Nevertheless, the U.S. Preventive Services Task Force recommended the use of low-dose aspirin for primary prevention in both women and men aged 50 to 59 years who have a 10 or greater 10-year CVD risk without an increased risk of bleeding (Grade B recommendation). Other preventive recommendations, including management of hypertension and diabetes and smoking cessation, are similar in women and men.

RESEARCH ENROLLMENT OF WOMEN

Women in cardiovascular clinical trials have been underrepresented, resulting in therapeutic strategies that have been mostly extrapolated from studies on men.38 With large single-sex studies like the WHS and the WHI, female participation has increased substantially; however, in mixed-gender trials, women on average represent less than a third of all participants.

Some of the most commonly postulated reasons for low female enrollment include underestimated cardiac risk in women and atypical cardiac disease presentation, which results in reduced referrals to cardiology practices where recruitment for CV clinical trials is performed.

In addition, women manifest CVD later in life, and an age-gender bias may be present during the study enrollment process.39 Other possible barriers to the recruitment of women that have been outlined by the NIH are fear and distrust of the research enterprise, lack of knowledge, lack of transportation, interference with work or family responsibilities, subject burden as a result of study participation, and financial costs.

CONCLUSION

Preventive therapies for CVD are essential in reducing mortality and preserving cardiovascular health in women.
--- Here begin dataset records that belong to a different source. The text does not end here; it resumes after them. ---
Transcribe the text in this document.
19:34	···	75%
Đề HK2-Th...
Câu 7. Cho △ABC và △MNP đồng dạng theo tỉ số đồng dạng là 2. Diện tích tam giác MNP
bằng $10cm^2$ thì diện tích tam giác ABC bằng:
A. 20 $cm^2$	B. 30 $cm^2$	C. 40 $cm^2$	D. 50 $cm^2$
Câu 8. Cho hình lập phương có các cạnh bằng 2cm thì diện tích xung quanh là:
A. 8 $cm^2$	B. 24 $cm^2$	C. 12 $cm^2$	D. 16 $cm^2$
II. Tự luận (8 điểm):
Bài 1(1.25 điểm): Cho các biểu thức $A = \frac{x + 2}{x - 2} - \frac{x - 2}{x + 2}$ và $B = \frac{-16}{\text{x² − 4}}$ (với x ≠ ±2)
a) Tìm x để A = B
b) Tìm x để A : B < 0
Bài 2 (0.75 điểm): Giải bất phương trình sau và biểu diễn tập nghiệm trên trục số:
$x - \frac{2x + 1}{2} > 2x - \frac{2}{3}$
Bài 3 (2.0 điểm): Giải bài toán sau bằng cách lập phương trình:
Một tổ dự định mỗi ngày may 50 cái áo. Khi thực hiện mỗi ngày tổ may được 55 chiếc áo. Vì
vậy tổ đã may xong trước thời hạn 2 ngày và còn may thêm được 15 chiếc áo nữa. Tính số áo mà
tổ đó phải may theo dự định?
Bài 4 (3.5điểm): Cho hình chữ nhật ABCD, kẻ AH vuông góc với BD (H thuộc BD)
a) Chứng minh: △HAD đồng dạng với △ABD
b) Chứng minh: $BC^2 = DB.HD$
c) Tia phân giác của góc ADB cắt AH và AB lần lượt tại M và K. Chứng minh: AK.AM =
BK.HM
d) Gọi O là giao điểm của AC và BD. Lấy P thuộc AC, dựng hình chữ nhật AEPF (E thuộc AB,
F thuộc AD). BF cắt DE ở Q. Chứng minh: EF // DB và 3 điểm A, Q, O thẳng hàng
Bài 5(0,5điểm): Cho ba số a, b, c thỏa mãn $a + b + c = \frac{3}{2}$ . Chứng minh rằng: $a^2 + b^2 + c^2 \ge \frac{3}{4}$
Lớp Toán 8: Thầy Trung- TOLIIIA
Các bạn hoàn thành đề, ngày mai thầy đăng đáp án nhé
Although several advances have been made in primary and secondary prevention, CVD is still the leading cause of death among women in the United States. The scientific community has made robust progress in recognizing the clear differences in pathophysiology of CVD in women. However, there currently are no differences in treatment approaches between women and men. This hopefully will change as we move into an era of personalized medicine.

KEY POINTS

  • Female patients are likely to be treated less aggressively and have fewer coronary interventions performed for similar presentations compared to men despite the similarity of overall risk in postmenopausal women and men.
  • Comprehensive understanding of the hormonal and genomic basis for the pathophysiologic differences of CVD and symptom presentation in women is key to providing gender-specific care.
  • Encouraging more research participation by women will help clarify gender-based risk factors and aid in discovery of beneficial treatments.